What everyone seems to ignore, (but if they read the company's financials), is that the CO has a debt repayment scheduled for Q415 of $20M. Coincidentally, but typical of shady Chinese operations, that loan was originated by the CEO himself. "More than compensates" is exactly what the CEO feels he'll receive upon the loan repayment, that coincidentally, will be paid from the recent project sale. I'd call that a pretty cozy arrangement that's a win/win for Mr. Ku.
So it doesn't seem self-serving that half this sale's proceeds will likely go towards repaying the CEO's loan balance of $20M? He get's paid, sure, but the business is not generating sustainable recurring revenues. That's the main premise of investing in CREG, at least for institutional investors. Carlyle clearly sees the underhanded self-dealing occurring with management.
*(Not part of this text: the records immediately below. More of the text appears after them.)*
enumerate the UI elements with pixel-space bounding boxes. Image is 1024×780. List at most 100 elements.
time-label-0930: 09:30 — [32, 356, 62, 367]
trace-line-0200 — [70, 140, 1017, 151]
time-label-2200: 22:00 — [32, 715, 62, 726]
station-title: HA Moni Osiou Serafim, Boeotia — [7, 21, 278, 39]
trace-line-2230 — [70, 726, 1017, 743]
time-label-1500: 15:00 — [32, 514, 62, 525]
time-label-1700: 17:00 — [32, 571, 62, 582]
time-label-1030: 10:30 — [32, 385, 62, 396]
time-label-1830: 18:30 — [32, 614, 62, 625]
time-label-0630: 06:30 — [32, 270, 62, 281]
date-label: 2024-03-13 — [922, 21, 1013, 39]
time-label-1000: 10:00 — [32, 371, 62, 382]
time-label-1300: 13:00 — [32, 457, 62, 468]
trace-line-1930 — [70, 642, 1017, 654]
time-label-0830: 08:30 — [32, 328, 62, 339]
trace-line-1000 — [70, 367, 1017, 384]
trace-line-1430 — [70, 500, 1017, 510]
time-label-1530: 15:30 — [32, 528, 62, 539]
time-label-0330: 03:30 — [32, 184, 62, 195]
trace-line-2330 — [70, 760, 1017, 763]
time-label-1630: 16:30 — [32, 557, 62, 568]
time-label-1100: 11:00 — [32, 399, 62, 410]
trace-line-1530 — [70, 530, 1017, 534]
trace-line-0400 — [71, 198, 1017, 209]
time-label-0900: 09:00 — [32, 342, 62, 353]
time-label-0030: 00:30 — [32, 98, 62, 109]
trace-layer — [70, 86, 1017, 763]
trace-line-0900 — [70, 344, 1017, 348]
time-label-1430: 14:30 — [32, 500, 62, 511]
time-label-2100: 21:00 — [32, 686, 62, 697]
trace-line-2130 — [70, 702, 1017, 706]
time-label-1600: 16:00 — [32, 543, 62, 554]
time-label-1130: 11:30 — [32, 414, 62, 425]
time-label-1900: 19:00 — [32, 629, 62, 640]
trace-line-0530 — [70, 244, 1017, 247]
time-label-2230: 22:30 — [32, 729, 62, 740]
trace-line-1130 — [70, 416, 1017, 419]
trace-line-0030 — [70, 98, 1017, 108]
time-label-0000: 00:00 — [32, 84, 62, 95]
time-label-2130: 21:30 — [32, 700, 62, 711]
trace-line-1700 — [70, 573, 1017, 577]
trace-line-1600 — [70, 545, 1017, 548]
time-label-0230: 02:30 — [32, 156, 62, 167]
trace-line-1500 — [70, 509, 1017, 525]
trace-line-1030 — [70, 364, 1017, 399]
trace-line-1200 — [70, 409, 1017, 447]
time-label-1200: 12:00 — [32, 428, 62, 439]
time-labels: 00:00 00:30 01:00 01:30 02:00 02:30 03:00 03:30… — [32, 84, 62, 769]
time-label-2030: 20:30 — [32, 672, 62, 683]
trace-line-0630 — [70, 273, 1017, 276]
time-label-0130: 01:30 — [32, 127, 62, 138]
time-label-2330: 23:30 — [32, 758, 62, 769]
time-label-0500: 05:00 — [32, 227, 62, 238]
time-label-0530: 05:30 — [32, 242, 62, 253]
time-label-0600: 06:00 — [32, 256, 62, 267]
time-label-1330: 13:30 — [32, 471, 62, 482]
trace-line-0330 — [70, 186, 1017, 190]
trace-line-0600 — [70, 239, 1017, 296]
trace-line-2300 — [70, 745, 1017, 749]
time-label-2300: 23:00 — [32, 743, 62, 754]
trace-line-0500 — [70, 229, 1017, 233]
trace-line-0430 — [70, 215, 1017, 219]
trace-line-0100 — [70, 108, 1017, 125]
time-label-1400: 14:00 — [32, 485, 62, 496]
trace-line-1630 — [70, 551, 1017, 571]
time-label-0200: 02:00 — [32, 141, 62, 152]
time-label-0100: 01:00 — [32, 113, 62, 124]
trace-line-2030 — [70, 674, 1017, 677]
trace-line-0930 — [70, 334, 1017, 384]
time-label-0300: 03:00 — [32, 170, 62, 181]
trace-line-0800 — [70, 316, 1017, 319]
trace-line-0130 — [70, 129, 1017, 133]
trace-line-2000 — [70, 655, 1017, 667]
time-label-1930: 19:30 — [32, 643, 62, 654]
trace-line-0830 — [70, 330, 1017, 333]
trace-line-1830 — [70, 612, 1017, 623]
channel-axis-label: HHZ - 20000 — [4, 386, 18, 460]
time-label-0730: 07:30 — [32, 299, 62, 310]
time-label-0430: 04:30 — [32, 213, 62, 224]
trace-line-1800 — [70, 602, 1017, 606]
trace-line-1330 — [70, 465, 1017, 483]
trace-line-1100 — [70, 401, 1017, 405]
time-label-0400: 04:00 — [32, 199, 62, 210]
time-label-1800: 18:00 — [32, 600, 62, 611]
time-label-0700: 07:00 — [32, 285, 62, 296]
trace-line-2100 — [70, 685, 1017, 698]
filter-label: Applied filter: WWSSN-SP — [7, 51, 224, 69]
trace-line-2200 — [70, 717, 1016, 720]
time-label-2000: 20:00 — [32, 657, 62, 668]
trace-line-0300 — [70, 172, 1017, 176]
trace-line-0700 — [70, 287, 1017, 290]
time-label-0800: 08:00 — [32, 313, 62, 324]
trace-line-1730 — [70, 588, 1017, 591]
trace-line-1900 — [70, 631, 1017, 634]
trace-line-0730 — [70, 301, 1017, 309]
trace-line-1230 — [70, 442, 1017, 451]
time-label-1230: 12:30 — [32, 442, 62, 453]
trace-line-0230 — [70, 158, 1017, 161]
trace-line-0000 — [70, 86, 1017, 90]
CFO left weeks ago probably because he couldn't stomach it either. This stock will remain the target of the short crowd because it's far from legitimate in its business practices.
Stocktwits makes a valid point; this group has been selling more projects than leasing them. That's not the way to a solid recurring revenue model. Institutional investors abhor managements that display behavioral business patterns that deviate from the core model. In this case, CREG has sold 5 systems over 3 quarters, but not created any new recurring revenue paying customers. The company's filings show they owe @ $20 million in debt due in Q415. At least they can pay that... but the debt is due to the CEO! Everything about this stock and company is fishy.